Otro pueblo no habría salido victorioso, ningún pueblo habría resistido como el nuestro, siempre supimos que la revolución no dejaría a nadie desamparado y confiamos en su sabiduría, cuando en el norte, muchos preparaban sus maletas para retornar a sus propiedades; nada: ni Torricely, ni Helms-Burton, ni Comisión para asistir a una Cuba libre. Todo quedó en ganas, nada pudieron alcanzar.

Siempre hubo personas que desearon su muerte, que festejan hoy su partida, que expresarán ideas y opiniones terribles sobre Ud., pero no alcanzarán su estatura, ha sido sin dudas una de las personalidades mas descollantes del siglo XX. Millones de personas viven hoy en mejores condiciones por su existencia.

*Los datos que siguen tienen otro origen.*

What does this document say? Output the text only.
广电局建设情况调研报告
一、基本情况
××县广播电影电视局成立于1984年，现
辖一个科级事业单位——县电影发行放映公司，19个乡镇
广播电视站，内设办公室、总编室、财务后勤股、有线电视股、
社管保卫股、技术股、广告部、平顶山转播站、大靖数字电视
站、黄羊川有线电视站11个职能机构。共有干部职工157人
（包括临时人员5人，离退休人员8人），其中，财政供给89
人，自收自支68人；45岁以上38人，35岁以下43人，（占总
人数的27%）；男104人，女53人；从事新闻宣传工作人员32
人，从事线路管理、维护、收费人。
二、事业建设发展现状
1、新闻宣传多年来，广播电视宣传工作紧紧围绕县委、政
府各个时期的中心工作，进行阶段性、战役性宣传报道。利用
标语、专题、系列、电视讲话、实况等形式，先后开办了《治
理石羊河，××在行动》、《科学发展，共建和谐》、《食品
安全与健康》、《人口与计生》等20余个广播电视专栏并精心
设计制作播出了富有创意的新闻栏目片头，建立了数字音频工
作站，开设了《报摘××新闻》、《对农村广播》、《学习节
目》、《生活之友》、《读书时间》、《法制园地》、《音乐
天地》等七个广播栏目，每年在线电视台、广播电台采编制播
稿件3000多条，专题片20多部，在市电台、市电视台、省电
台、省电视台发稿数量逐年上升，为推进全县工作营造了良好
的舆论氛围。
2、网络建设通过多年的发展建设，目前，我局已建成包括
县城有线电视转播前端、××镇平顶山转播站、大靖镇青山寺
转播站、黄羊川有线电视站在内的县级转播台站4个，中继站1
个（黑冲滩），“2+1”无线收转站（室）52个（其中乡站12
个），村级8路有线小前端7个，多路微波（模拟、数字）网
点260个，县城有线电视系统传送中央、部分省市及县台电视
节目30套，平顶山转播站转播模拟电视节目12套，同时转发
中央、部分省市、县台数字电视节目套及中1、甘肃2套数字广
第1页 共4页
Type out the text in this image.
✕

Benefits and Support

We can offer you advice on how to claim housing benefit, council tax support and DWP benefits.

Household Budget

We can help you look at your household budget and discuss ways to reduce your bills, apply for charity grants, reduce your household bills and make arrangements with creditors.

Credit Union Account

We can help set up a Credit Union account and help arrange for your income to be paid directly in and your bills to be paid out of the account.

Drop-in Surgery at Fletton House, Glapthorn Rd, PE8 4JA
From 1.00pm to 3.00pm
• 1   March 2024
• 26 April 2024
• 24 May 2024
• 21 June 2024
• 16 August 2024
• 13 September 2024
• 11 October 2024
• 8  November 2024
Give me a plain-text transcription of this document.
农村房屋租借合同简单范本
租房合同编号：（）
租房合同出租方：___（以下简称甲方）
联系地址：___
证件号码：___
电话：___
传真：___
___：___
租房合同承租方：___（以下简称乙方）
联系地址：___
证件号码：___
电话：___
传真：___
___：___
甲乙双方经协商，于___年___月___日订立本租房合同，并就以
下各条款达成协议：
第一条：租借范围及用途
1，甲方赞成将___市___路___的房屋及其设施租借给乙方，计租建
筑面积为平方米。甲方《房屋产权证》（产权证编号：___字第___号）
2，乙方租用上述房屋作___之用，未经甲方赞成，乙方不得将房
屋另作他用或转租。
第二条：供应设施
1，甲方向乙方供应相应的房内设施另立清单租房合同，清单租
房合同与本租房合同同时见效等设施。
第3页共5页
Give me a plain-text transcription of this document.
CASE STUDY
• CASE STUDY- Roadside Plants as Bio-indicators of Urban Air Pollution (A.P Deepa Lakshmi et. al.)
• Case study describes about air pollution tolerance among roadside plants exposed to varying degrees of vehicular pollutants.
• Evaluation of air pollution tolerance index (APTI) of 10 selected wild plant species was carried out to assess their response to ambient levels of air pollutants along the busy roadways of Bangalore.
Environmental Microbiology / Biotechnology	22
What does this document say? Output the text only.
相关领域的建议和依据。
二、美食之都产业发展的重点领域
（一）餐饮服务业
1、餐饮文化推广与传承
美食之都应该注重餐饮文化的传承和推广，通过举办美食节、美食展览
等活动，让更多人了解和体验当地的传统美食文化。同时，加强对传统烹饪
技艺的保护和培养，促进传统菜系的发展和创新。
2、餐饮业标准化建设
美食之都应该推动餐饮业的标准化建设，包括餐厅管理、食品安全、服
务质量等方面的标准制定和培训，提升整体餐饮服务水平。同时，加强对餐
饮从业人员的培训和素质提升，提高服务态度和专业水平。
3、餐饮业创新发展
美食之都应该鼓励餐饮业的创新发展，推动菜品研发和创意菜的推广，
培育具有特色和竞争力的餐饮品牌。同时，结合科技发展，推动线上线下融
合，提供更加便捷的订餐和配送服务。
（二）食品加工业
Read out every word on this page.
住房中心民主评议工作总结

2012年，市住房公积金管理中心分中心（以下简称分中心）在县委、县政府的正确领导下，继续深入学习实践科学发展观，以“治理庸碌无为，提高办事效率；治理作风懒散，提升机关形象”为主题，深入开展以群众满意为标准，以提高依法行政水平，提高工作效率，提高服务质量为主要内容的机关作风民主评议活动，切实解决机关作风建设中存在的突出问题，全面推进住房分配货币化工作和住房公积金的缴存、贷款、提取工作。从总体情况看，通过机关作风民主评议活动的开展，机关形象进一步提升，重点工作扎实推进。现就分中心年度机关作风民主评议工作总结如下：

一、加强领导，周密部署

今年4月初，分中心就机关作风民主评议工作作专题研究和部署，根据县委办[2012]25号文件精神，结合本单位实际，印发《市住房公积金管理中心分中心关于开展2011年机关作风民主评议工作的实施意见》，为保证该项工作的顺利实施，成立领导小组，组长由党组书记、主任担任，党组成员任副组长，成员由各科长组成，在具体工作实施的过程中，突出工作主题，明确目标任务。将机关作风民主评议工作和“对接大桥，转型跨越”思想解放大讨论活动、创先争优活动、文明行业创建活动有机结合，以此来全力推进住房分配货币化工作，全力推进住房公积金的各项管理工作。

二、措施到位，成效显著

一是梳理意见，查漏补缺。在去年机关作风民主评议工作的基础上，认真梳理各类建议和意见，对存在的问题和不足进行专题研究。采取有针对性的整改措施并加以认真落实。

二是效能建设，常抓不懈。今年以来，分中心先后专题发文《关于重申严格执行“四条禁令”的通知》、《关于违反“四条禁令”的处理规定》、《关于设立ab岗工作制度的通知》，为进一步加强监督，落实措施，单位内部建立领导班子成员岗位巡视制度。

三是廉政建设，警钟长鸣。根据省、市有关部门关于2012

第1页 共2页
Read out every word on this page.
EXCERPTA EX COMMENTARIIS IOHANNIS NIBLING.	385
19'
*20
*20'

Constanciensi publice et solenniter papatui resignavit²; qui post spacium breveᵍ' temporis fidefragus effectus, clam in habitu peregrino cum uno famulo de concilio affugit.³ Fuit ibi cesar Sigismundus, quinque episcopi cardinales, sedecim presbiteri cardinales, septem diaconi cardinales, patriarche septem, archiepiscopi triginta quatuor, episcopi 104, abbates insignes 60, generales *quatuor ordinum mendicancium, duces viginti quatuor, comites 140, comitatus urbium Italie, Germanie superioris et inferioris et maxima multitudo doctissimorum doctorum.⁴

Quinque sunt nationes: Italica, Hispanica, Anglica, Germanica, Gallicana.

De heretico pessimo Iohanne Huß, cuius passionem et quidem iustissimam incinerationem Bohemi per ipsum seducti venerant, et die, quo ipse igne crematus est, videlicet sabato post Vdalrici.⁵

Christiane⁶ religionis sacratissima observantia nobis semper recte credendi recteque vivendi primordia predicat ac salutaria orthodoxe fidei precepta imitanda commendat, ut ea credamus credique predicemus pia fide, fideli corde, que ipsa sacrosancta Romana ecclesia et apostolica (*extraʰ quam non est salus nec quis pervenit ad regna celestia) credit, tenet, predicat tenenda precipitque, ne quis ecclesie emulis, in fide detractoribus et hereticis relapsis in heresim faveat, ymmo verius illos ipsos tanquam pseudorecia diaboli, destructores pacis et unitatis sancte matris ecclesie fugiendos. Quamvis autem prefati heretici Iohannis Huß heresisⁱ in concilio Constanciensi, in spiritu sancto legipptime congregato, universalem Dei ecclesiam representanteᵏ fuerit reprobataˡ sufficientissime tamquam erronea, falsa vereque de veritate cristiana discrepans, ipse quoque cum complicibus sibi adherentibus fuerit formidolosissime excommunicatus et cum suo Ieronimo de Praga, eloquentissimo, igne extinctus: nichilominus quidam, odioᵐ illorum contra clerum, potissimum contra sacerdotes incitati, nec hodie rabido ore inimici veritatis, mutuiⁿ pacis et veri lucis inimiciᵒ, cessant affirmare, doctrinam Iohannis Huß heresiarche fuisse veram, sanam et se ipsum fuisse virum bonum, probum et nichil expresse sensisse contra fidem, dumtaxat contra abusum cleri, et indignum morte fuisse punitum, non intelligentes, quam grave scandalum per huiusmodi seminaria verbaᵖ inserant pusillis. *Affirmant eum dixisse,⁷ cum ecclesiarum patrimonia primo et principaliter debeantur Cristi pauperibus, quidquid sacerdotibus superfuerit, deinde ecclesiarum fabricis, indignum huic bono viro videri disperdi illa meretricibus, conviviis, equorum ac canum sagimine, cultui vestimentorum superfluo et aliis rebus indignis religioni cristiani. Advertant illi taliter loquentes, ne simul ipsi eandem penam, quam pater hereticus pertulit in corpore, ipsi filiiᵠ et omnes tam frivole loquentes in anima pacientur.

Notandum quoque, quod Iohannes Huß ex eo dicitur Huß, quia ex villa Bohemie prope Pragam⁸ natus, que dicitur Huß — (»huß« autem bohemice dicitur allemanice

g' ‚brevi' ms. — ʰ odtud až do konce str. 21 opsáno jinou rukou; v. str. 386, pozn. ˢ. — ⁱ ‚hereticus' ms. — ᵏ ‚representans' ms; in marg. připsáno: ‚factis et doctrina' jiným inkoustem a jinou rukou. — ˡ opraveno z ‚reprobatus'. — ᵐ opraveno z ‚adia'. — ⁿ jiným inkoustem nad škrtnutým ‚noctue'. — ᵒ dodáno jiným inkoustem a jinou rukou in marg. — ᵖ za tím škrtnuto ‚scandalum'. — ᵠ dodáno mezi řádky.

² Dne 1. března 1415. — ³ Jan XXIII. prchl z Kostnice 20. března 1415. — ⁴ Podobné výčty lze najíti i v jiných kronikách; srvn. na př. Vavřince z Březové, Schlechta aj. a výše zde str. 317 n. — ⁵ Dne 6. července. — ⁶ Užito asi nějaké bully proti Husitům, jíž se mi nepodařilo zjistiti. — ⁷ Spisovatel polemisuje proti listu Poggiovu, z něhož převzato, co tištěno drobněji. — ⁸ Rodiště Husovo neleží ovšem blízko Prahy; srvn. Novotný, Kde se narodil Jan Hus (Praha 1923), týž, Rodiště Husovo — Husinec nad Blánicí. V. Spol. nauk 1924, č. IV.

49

Ha dejado un continente africano agradecido, fue  Ud. quien dirigió la Operación Carlota, ganó toda la autoridad moral para asegurar el fin del apartheid en Sudáfrica, para contar con la amistad de Nelson Mandela. Ninguno de sus adversarios podrá empañar la solidaridad que promovió para los pueblos del mundo, el respaldo que dio a Venezuela y a su amigo Hugo Chávez y su lucha exitosa por la integración de nuestra América.

Hoy, sábado 26 de noviembre, temprano en la mañana, recibí un mensaje de uno de mis estudiantes, y en el expresa: “La historia finalmente se lleva a quien la construye, ojala surja una idea igual de grande que guíe a los jóvenes para no perder el camino, ojala mi generación tome la conciencia necesaria, ojala este país siga por la senda que nos dejó como legado Fidel. Aplaudamos el pasado, lloremos el presente y recemos porque el futuro siempre sea mejor; profe, hoy lloré”.

Y respondí: no te apenes, yo también lloré, ten confianza en el pueblo que hoy amaneció consternado con la noticia y también llora. Estoy seguro que  hará gala, de la fe que nos enseñó el guía de nuestro tiempo, el discípulo aventajado del más universal de los cubanos, será un ejemplo que siempre brillará con luz propia, ha concluido con éxito la obra de su vida, la Patria os contempla orgullosa. Hasta siempre, Padre.